Morning bloomers in white, purple, pink, red, and blue can grow to 15 feet tall, so they can quickly build visual interest at the start of the day. They attract garden pest-eating birds, although they are poisonous when eaten.
They grow orange, red, yellow, and ivory shades up to 10 feet tall and are edible plants for flowers and leaves.
Grows in full sun in a raised bed garden with purple shades, white and pink thrown in up to 24 inches. Lavender is a high attractor of bees and butterflies while keeping mosquitos away (Lavandin variety).
Make Raised Garden Bed Planting Plans for Next Year.

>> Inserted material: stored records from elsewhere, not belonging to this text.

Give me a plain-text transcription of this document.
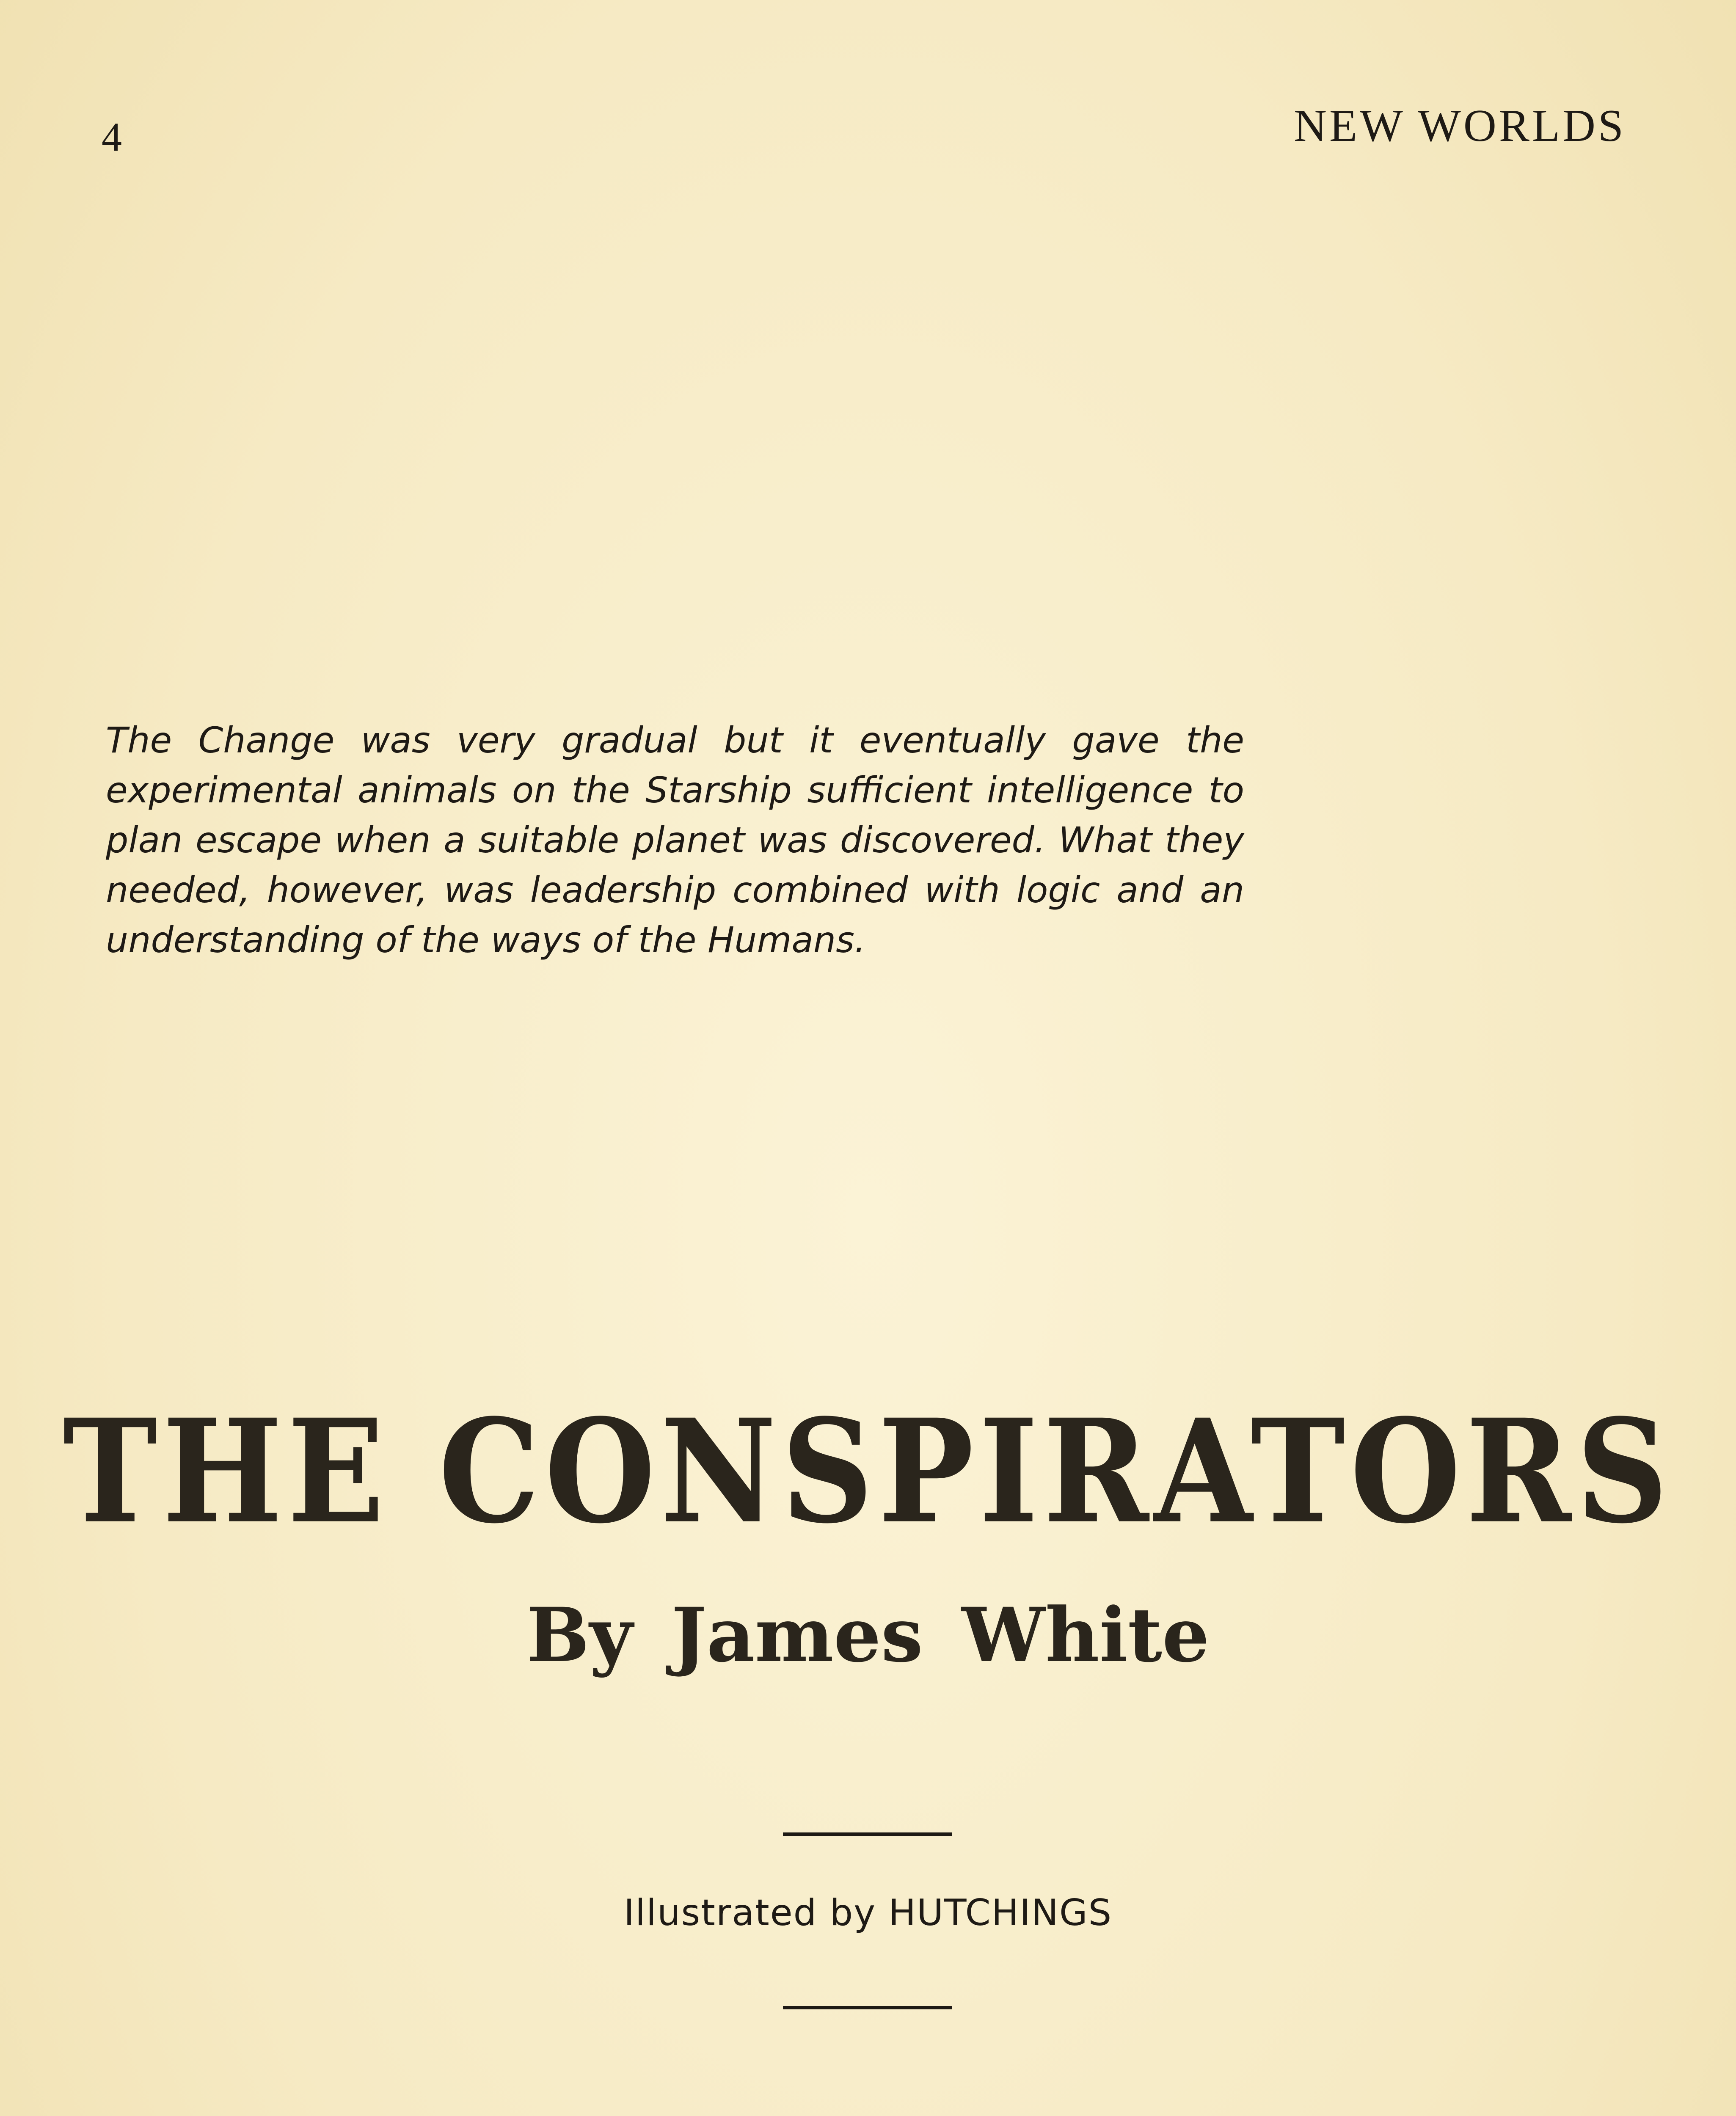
4	NEW WORLDS
The Change was very gradual but it eventually gave the experimental animals on the Starship sufficient intelligence to plan escape when a suitable planet was discovered. What they needed, however, was leadership combined with logic and an understanding of the ways of the Humans.
THE CONSPIRATORS
By James White
Illustrated by HUTCHINGS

When the summer ends and your plants stop producing, it’s time to overwinter your raised garden bed. This step adds organic nutrients to the soil and conditions it throughout the season, making it ready to plant again in the spring. (Create Your Garden with Free Landscape Design Online)
All season, you will have contended with a few weeds, yet a good layer of mulch can see these off.
Whether you have created your first raised garden bed planting guide, always consider next season as crop rotation can also play a large part in your following season’s harvests.